An appeals court has ruled that the performance of a "Christmas Spectacular," which includes a mannequin Nativity scene, at a public high school in Indiana did not violate the U.S. Constitution
A three-judge panel from the U.S. Court of Appeals for the Seventh Circuit in Chicago has ruled that the Performing Arts Department at Concord High School in Elkhart will be able to continue performing a revised version of the annual winter holiday show.
"We are not prepared to say that a nativity scene in a school performance automatically constitutes an Establishment Clause violation," the judges wrote in the 26-page summary, as reported by Goshen News.
"Nevertheless, the nativity story is a core part of Christianity, and it would be silly to pretend otherwise. Many nativity scenes therefore run a serious risk of giving a reasonable viewer the impression of religion endorsement," they added.
The performance came under fire in 2015 when the Wisconsin-based Freedom From Religion Foundation filed a lawsuit alleging that the show had violated the First Amendment's prohibition on government establishment of religion.
Concord Community Schools offered to make some revisions, including the removal of scriptural references from the Nativity scene and adding songs from other religious holidays such as Hannukah and Kwanzaa.
After a district court ruled that the changes did not go far enough, the music department stripped the New Testament readings and replaced the live actors with mannequins for the Nativity portion of the show.
The FFRF complained that the revised version still violated the constitution, but U.S. District Court Judge Jon DeGuilio disagreed. In his September 2016 ruling, the judge ruled that the "Christmas Spectacular" — as it was performed in 2015 — did not violate the Constitution, but noted that the previous version, including the initial revised version, was in violation of the establishment clause.
The appellate court judges agreed with DeGuilio, noting that the revised version no longer stands out as the show's centerpiece and that "it has become just another visual complement for a single song."
They further stated that the show can be performed in its current state, saying the 2015 version "would not cause a reasonable observer to believe that Concord is signing off on a particular religious message."

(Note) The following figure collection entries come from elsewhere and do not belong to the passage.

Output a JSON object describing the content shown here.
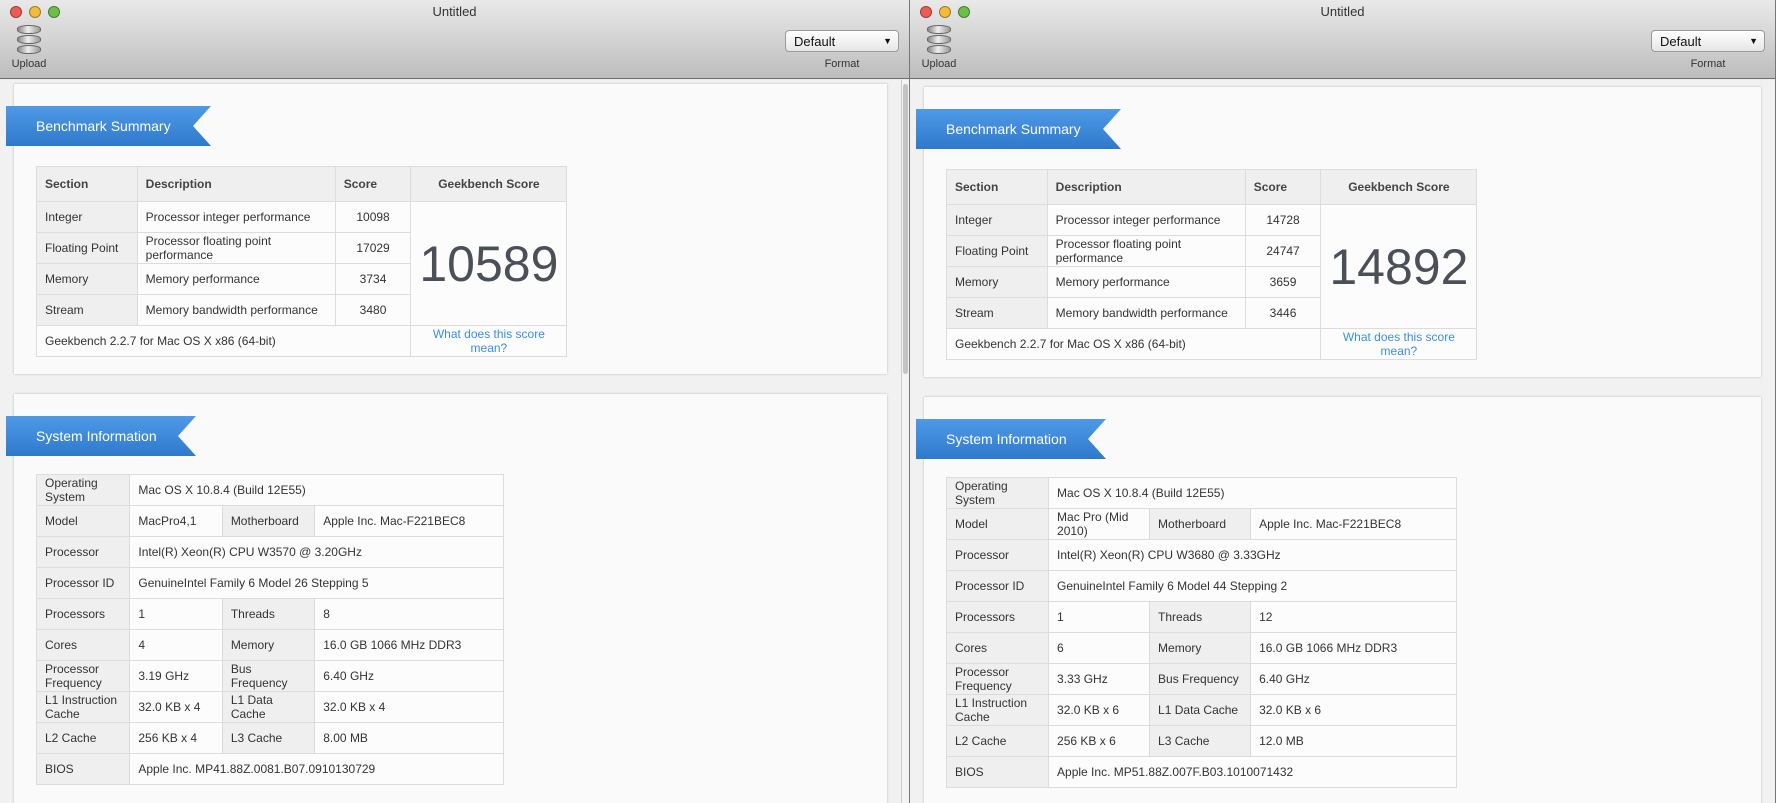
{
  "windows": [
    {
      "title": "Untitled",
      "toolbar": {
        "upload_label": "Upload",
        "format_label": "Format",
        "format_value": "Default"
      },
      "benchmark": {
        "heading": "Benchmark Summary",
        "columns": [
          "Section",
          "Description",
          "Score",
          "Geekbench Score"
        ],
        "rows": [
          {
            "section": "Integer",
            "description": "Processor integer performance",
            "score": "10098"
          },
          {
            "section": "Floating Point",
            "description": "Processor floating point performance",
            "score": "17029"
          },
          {
            "section": "Memory",
            "description": "Memory performance",
            "score": "3734"
          },
          {
            "section": "Stream",
            "description": "Memory bandwidth performance",
            "score": "3480"
          }
        ],
        "geekbench_score": "10589",
        "version": "Geekbench 2.2.7 for Mac OS X x86 (64-bit)",
        "link": "What does this score mean?"
      },
      "system": {
        "heading": "System Information",
        "rows": [
          [
            [
              "Operating System",
              "Mac OS X 10.8.4 (Build 12E55)"
            ]
          ],
          [
            [
              "Model",
              "MacPro4,1"
            ],
            [
              "Motherboard",
              "Apple Inc. Mac-F221BEC8"
            ]
          ],
          [
            [
              "Processor",
              "Intel(R) Xeon(R) CPU W3570 @ 3.20GHz"
            ]
          ],
          [
            [
              "Processor ID",
              "GenuineIntel Family 6 Model 26 Stepping 5"
            ]
          ],
          [
            [
              "Processors",
              "1"
            ],
            [
              "Threads",
              "8"
            ]
          ],
          [
            [
              "Cores",
              "4"
            ],
            [
              "Memory",
              "16.0 GB 1066 MHz DDR3"
            ]
          ],
          [
            [
              "Processor Frequency",
              "3.19 GHz"
            ],
            [
              "Bus Frequency",
              "6.40 GHz"
            ]
          ],
          [
            [
              "L1 Instruction Cache",
              "32.0 KB x 4"
            ],
            [
              "L1 Data Cache",
              "32.0 KB x 4"
            ]
          ],
          [
            [
              "L2 Cache",
              "256 KB x 4"
            ],
            [
              "L3 Cache",
              "8.00 MB"
            ]
          ],
          [
            [
              "BIOS",
              "Apple Inc. MP41.88Z.0081.B07.0910130729"
            ]
          ]
        ]
      }
    },
    {
      "title": "Untitled",
      "toolbar": {
        "upload_label": "Upload",
        "format_label": "Format",
        "format_value": "Default"
      },
      "benchmark": {
        "heading": "Benchmark Summary",
        "columns": [
          "Section",
          "Description",
          "Score",
          "Geekbench Score"
        ],
        "rows": [
          {
            "section": "Integer",
            "description": "Processor integer performance",
            "score": "14728"
          },
          {
            "section": "Floating Point",
            "description": "Processor floating point performance",
            "score": "24747"
          },
          {
            "section": "Memory",
            "description": "Memory performance",
            "score": "3659"
          },
          {
            "section": "Stream",
            "description": "Memory bandwidth performance",
            "score": "3446"
          }
        ],
        "geekbench_score": "14892",
        "version": "Geekbench 2.2.7 for Mac OS X x86 (64-bit)",
        "link": "What does this score mean?"
      },
      "system": {
        "heading": "System Information",
        "rows": [
          [
            [
              "Operating System",
              "Mac OS X 10.8.4 (Build 12E55)"
            ]
          ],
          [
            [
              "Model",
              "Mac Pro (Mid 2010)"
            ],
            [
              "Motherboard",
              "Apple Inc. Mac-F221BEC8"
            ]
          ],
          [
            [
              "Processor",
              "Intel(R) Xeon(R) CPU W3680 @ 3.33GHz"
            ]
          ],
          [
            [
              "Processor ID",
              "GenuineIntel Family 6 Model 44 Stepping 2"
            ]
          ],
          [
            [
              "Processors",
              "1"
            ],
            [
              "Threads",
              "12"
            ]
          ],
          [
            [
              "Cores",
              "6"
            ],
            [
              "Memory",
              "16.0 GB 1066 MHz DDR3"
            ]
          ],
          [
            [
              "Processor Frequency",
              "3.33 GHz"
            ],
            [
              "Bus Frequency",
              "6.40 GHz"
            ]
          ],
          [
            [
              "L1 Instruction Cache",
              "32.0 KB x 6"
            ],
            [
              "L1 Data Cache",
              "32.0 KB x 6"
            ]
          ],
          [
            [
              "L2 Cache",
              "256 KB x 6"
            ],
            [
              "L3 Cache",
              "12.0 MB"
            ]
          ],
          [
            [
              "BIOS",
              "Apple Inc. MP51.88Z.007F.B03.1010071432"
            ]
          ]
        ]
      }
    }
  ],
  "colors": {
    "accent": "#3a87dc",
    "link": "#3a8ee6",
    "close": "#ee5b55",
    "minimize": "#f3bb3c",
    "zoom": "#6cc04a"
  }
}
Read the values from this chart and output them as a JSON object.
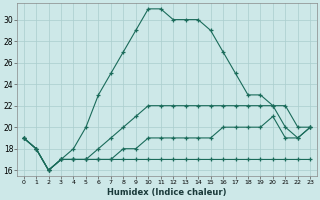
{
  "xlabel": "Humidex (Indice chaleur)",
  "ylabel": "",
  "bg_color": "#cde8e8",
  "line_color": "#1a6b5a",
  "xlim": [
    -0.5,
    23.5
  ],
  "ylim": [
    15.5,
    31.5
  ],
  "xticks": [
    0,
    1,
    2,
    3,
    4,
    5,
    6,
    7,
    8,
    9,
    10,
    11,
    12,
    13,
    14,
    15,
    16,
    17,
    18,
    19,
    20,
    21,
    22,
    23
  ],
  "yticks": [
    16,
    18,
    20,
    22,
    24,
    26,
    28,
    30
  ],
  "series": [
    [
      19,
      18,
      16,
      17,
      17,
      17,
      17,
      17,
      17,
      17,
      17,
      17,
      17,
      17,
      17,
      17,
      17,
      17,
      17,
      17,
      17,
      17,
      17,
      17
    ],
    [
      19,
      18,
      16,
      17,
      17,
      17,
      17,
      17,
      18,
      18,
      19,
      19,
      19,
      19,
      19,
      19,
      20,
      20,
      20,
      20,
      21,
      19,
      19,
      20
    ],
    [
      19,
      18,
      16,
      17,
      17,
      17,
      18,
      19,
      20,
      21,
      22,
      22,
      22,
      22,
      22,
      22,
      22,
      22,
      22,
      22,
      22,
      22,
      20,
      20
    ],
    [
      19,
      18,
      16,
      17,
      18,
      20,
      23,
      25,
      27,
      29,
      31,
      31,
      30,
      30,
      30,
      29,
      27,
      25,
      23,
      23,
      22,
      20,
      19,
      20
    ]
  ]
}
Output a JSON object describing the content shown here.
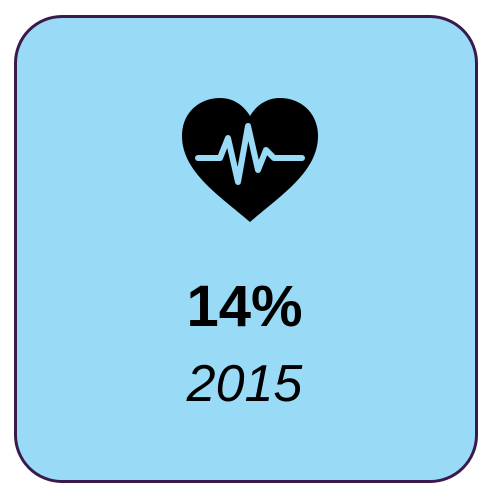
{
  "stat": {
    "value": "14%",
    "year": "2015"
  }
}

"But ultimately, we agree with the district court that in 2015 Concord sincerely and primarily aimed to put on an entertaining and pedagogically useful winter concert. We thus find the 2015 iteration of the Spectacular constitutional no matter which lens we use for evaluation," the judges wrote.
The FFRF described the ruling as a "partial win," but noted that the organization is still considering whether to request the case to be heard before the entire Seventh Circuit.
Concord Community Schools Superintendent John Trout thanked the court for the decision, adding that the school can now begin preparing for this year's performance, where students are allowed display their musical talents.